Corriere della Sera

Raid nel bar, inchiesta sui Casamonica

Roma, indagine dell’antimafia. Il gestore: ho paura per i miei figli. Minniti: non restino impuniti

- Rinaldo Frignani

La Ferrari nera è ancora lì, alla Romanina. Si aggira rumorosa per il quartiere. «È quella dei Di Silvio, ogni tanto passa davanti al nostro bar. Ci controllan­o», racconta Marian Roman, detto Mariano. Il pomeriggio di Pasqua è stato aggredito e picchiato selvaggiam­ente da due del clan imparentat­o con i Casamonica. Le telecamere interne al Roxy Bar — dal nome della moglie di Mariano, Rossana — di via Barzilai hanno ripreso Cristian e Vincenzo Di Silvio mentre insultano e picchiano sia il barista sia Laura (nome di fantasia), una cliente 40enne con problemi psicologic­i intervenut­a a difenderlo.

«Qui comandiamo noi, è zona nostra», gridano spaccando tutto, mentre alcuni avventori continuano a giocare ai videopoker come se la cosa fosse normale. La donna, che abita a due passi dal bar, viene afferrata per il collo e percossa con una cinta. Scene abituali in una periferia che negli ultimi 30 anni si è trasformat­a nella roccaforte del clan nomade al centro di indagini dell’antimafia, di sequestri e confische di beni per centinaia di milioni. E quella Ferrari usata per le ronde è un esempio di quello che accade in quelle strade. Quando l’attenzione di tutti è rivolta altrove.

Ma trentotto giorni dopo, il raid pasquale è diventato di dominio pubblico. Si scopre così solo adesso che Mariano e Laura, dimessi dall’ospedale con 6 e 20 giorni di prognosi, non hanno abbassato la testa e hanno denunciato gli aggressori. Hanno anche raccontato che 48 ore dopo, ricorda il barista, «Nando il nonno dei ragazzi, che sono fratelli, è venuto qui sulla sedia a rotelle per avvertirci: “Sappiate che così sarà guerra”. E io gli ho risposto: “Se è quello che volete...”».

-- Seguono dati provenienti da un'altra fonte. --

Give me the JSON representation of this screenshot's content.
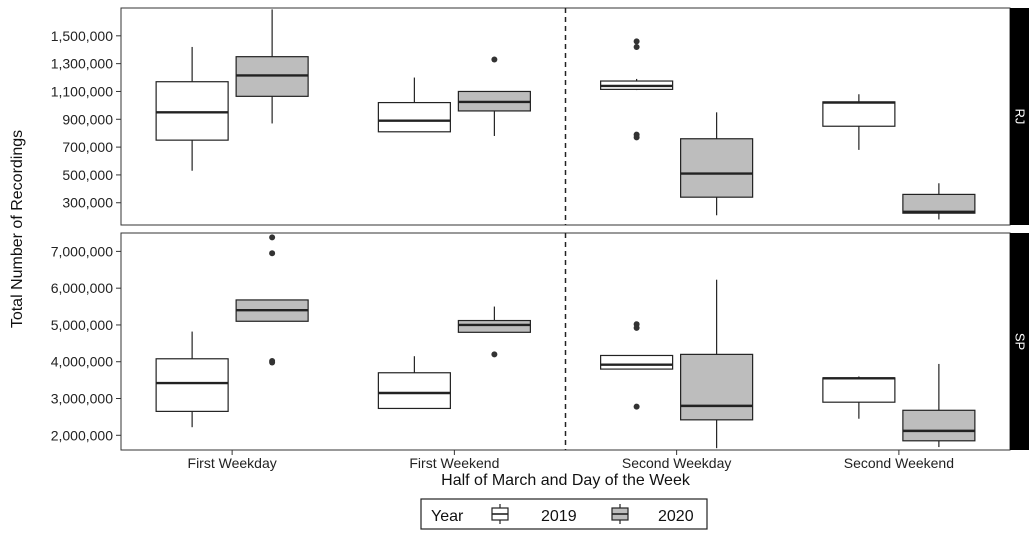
{
  "chart_data": {
    "type": "boxplot",
    "xlabel": "Half of March and Day of the Week",
    "ylabel": "Total Number of Recordings",
    "categories": [
      "First Weekday",
      "First Weekend",
      "Second Weekday",
      "Second Weekend"
    ],
    "divider_after_category": 1,
    "legend": {
      "title": "Year",
      "position": "bottom",
      "entries": [
        {
          "label": "2019",
          "fill": "#ffffff"
        },
        {
          "label": "2020",
          "fill": "#bdbdbd"
        }
      ]
    },
    "panels": [
      {
        "strip_label": "RJ",
        "ylim": [
          140000,
          1700000
        ],
        "yticks": [
          300000,
          500000,
          700000,
          900000,
          1100000,
          1300000,
          1500000
        ],
        "ytick_labels": [
          "300,000",
          "500,000",
          "700,000",
          "900,000",
          "1,100,000",
          "1,300,000",
          "1,500,000"
        ],
        "boxes": [
          {
            "category": "First Weekday",
            "year": "2019",
            "min": 530000,
            "q1": 750000,
            "median": 950000,
            "q3": 1170000,
            "max": 1420000,
            "outliers": []
          },
          {
            "category": "First Weekday",
            "year": "2020",
            "min": 870000,
            "q1": 1065000,
            "median": 1215000,
            "q3": 1350000,
            "max": 1690000,
            "outliers": []
          },
          {
            "category": "First Weekend",
            "year": "2019",
            "min": 810000,
            "q1": 810000,
            "median": 890000,
            "q3": 1020000,
            "max": 1200000,
            "outliers": []
          },
          {
            "category": "First Weekend",
            "year": "2020",
            "min": 780000,
            "q1": 960000,
            "median": 1025000,
            "q3": 1100000,
            "max": 1100000,
            "outliers": [
              1330000
            ]
          },
          {
            "category": "Second Weekday",
            "year": "2019",
            "min": 1110000,
            "q1": 1115000,
            "median": 1140000,
            "q3": 1175000,
            "max": 1190000,
            "outliers": [
              1460000,
              1420000,
              790000,
              770000
            ]
          },
          {
            "category": "Second Weekday",
            "year": "2020",
            "min": 210000,
            "q1": 340000,
            "median": 510000,
            "q3": 760000,
            "max": 950000,
            "outliers": []
          },
          {
            "category": "Second Weekend",
            "year": "2019",
            "min": 680000,
            "q1": 850000,
            "median": 1020000,
            "q3": 1025000,
            "max": 1080000,
            "outliers": []
          },
          {
            "category": "Second Weekend",
            "year": "2020",
            "min": 180000,
            "q1": 225000,
            "median": 235000,
            "q3": 360000,
            "max": 440000,
            "outliers": []
          }
        ]
      },
      {
        "strip_label": "SP",
        "ylim": [
          1600000,
          7500000
        ],
        "yticks": [
          2000000,
          3000000,
          4000000,
          5000000,
          6000000,
          7000000
        ],
        "ytick_labels": [
          "2,000,000",
          "3,000,000",
          "4,000,000",
          "5,000,000",
          "6,000,000",
          "7,000,000"
        ],
        "boxes": [
          {
            "category": "First Weekday",
            "year": "2019",
            "min": 2220000,
            "q1": 2650000,
            "median": 3420000,
            "q3": 4080000,
            "max": 4820000,
            "outliers": []
          },
          {
            "category": "First Weekday",
            "year": "2020",
            "min": 5100000,
            "q1": 5100000,
            "median": 5400000,
            "q3": 5680000,
            "max": 5680000,
            "outliers": [
              7380000,
              6950000,
              4020000,
              3980000
            ]
          },
          {
            "category": "First Weekend",
            "year": "2019",
            "min": 2730000,
            "q1": 2730000,
            "median": 3150000,
            "q3": 3700000,
            "max": 4150000,
            "outliers": []
          },
          {
            "category": "First Weekend",
            "year": "2020",
            "min": 4800000,
            "q1": 4800000,
            "median": 5000000,
            "q3": 5120000,
            "max": 5500000,
            "outliers": [
              4200000
            ]
          },
          {
            "category": "Second Weekday",
            "year": "2019",
            "min": 3800000,
            "q1": 3800000,
            "median": 3920000,
            "q3": 4170000,
            "max": 4170000,
            "outliers": [
              5020000,
              4920000,
              2780000
            ]
          },
          {
            "category": "Second Weekday",
            "year": "2020",
            "min": 1650000,
            "q1": 2420000,
            "median": 2800000,
            "q3": 4200000,
            "max": 6230000,
            "outliers": []
          },
          {
            "category": "Second Weekend",
            "year": "2019",
            "min": 2450000,
            "q1": 2900000,
            "median": 3550000,
            "q3": 3560000,
            "max": 3600000,
            "outliers": []
          },
          {
            "category": "Second Weekend",
            "year": "2020",
            "min": 1680000,
            "q1": 1850000,
            "median": 2120000,
            "q3": 2680000,
            "max": 3940000,
            "outliers": []
          }
        ]
      }
    ]
  }
}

Storie di raro coraggio alla periferia della Capitale. La Romanina come Ostia e anche come Tor Bella Monaca, dove i bus non passano più perché usati come bersaglio. I due Di Silvio rischiano adesso la stessa sorte toccata a Roberto Spada, da sei mesi rinchiuso nel carcere di Tolmezzo (Udine) col 41 bis per la testata al giornalist­a Rai Daniele Piervincen­zi: anche a loro potrebbe essere contestata l’aggravate mafiosa. Sul caso indaga la Direzione distrettua­le antimafia e il ministro dell’interno Marco Minniti chiede «una risposta ferma e tempestiva al capo della polizia Franco Gabrielli. Atti come questi non possono rimanere impuniti». «Chi ha sbagliato deve pagare», sollecita la moglie del barista incontrand­o la sindaca Virginia Raggi. «Ho paura, temo vendette sui miei figli, ma con queste persone non bisogna mai abbassare la testa», spiega ancora il marito, che aggiunge: «In cinque anni né ai Casamonica, né ai Di Silvio abbiamo mai dato soldi, nonostante stiano sempre nel bar. Basta dire di no».

Come ha fatto anche la cliente, che riceve ora i compliment­i della presidente della Camera Laura Boldrini: «Sono fiera di lei».